Mahkwi, on her feet, wagged her tail as Andrea drew closer to her. She reached for the animal's ears and gave her a short scratch. Mahkwi leaned into her hand.
"So..." Andi observed, moving to the tarp covered object in the middle of the room and running a curious finger over it, "this is where you spend your evenings."
Jesse nodded, his mouth full of pie.
She glanced around the tack room, noticing how orderly he had made it. Reins, traces and whips all cleaned, polished and hung from spanking-new hooks in the wall; the broken saddle-trees had been repaired and sported freshly cleaned saddles; his own and her seldom-used sidesaddle.

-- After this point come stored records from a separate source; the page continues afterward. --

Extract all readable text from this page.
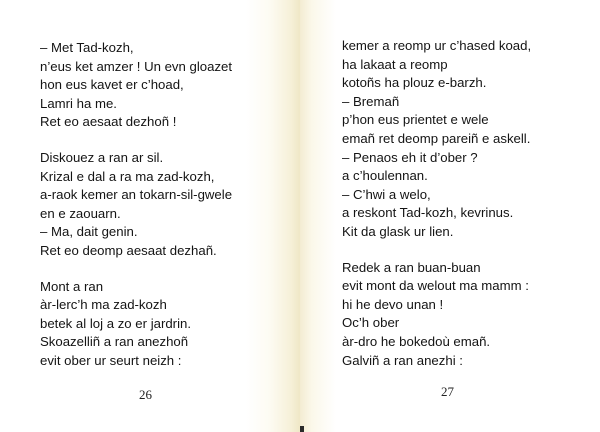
– Met Tad-kozh,
n’eus ket amzer ! Un evn gloazet
hon eus kavet er c’hoad,
Lamri ha me.
Ret eo aesaat dezhoñ !
Diskouez a ran ar sil.
Krizal e dal a ra ma zad-kozh,
a-raok kemer an tokarn-sil-gwele
en e zaouarn.
– Ma, dait genin.
Ret eo deomp aesaat dezhañ.
Mont a ran
àr-lerc’h ma zad-kozh
betek al loj a zo er jardrin.
Skoazelliñ a ran anezhoñ
evit ober ur seurt neizh :
26
kemer a reomp ur c’hased koad,
ha lakaat a reomp
kotoñs ha plouz e-barzh.
– Bremañ
p’hon eus prientet e wele
emañ ret deomp pareiñ e askell.
– Penaos eh it d’ober ?
a c’houlennan.
– C’hwi a welo,
a reskont Tad-kozh, kevrinus.
Kit da glask ur lien.
Redek a ran buan-buan
evit mont da welout ma mamm :
hi he devo unan !
Oc’h ober
àr-dro he bokedoù emañ.
Galviñ a ran anezhi :
27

The room smelled of saddle soap and wood shavings.
And, of course, of Jesse.
"I must say, you've made good use of your time. The tack room hasn't looked this clean since... well, since Zach left."
Jesse cleared a box-full of tools off a pile of grain sacks. "Here, have a seat."
"Thanks."
He settled one hip against an empty saddle tree and took a bite of pie. "M-mmm. Oh... this is good."
A ripple of pleasure stole through her. "It used to be your favorite."